- Born: Tijuana, Mexico
- Citizenship: Mexican
- Occupation: Security consultant
- Employer: Baja state police
- Known for: Speaking on Mexican cartels
- Children: 1 (daughter)
- Mother: Elvia
- Relatives: Erick (brother)
- Website: www.edsmanifesto.com

= Ed Calderon =

Former Mexican law enforcement officer and speaker on cartels

Ed Calderon is a former law enforcement officer and is now a security consultant and combat instructor born in Tijuana, Mexico, working in America. He has been a guest on podcasts such as The Joe Rogan Experience and Lex Fridman Podcast.

== Early life ==
Elvia, his mother, was employed as a nurse, which initially influenced Ed to pursue a career in general medicine.

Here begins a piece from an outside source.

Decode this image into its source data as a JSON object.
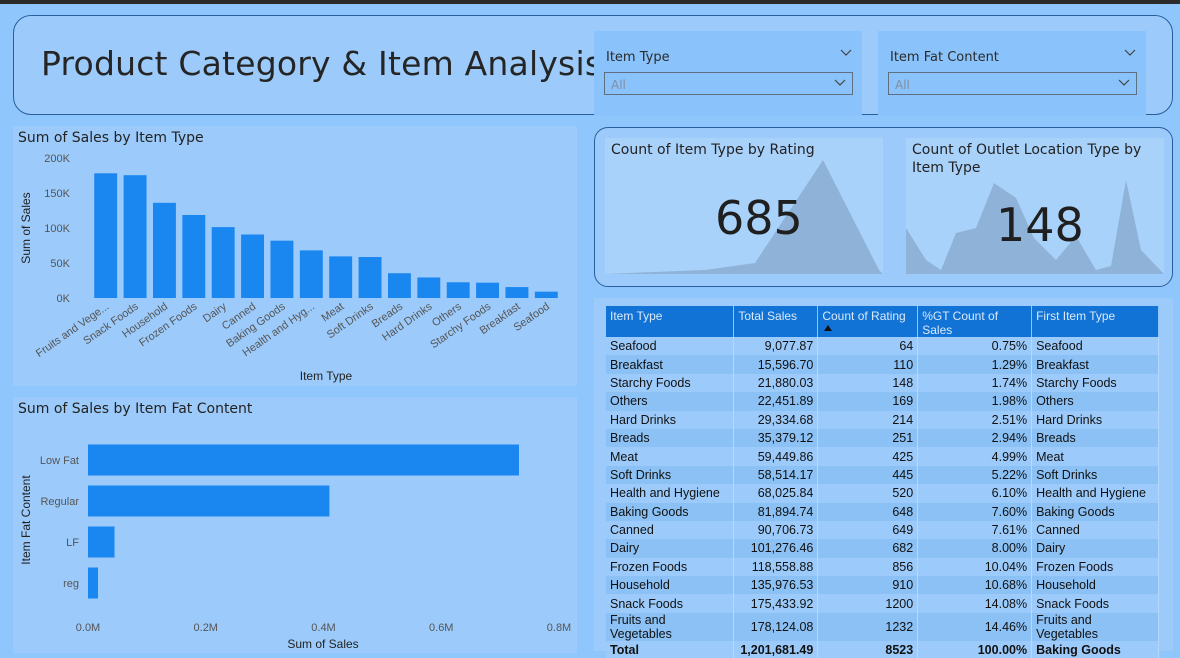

He later joined the Baja State Police, where he served in the areas of counter-narcotics, organized crime investigation, and public safety in the northern border region of Mexico. His recruitment was the result of a newspaper advertisement seeking unmarried men without children for a newly established special police force.

== Media appearances ==

=== The Joe Rogan Experience ===

- #1302
- #1408
- #2369

=== Lex Fridman Podcast ===

- Episode 346

== Personal life ==
He is a single dad to a daughter. He lives in Houston, Texas.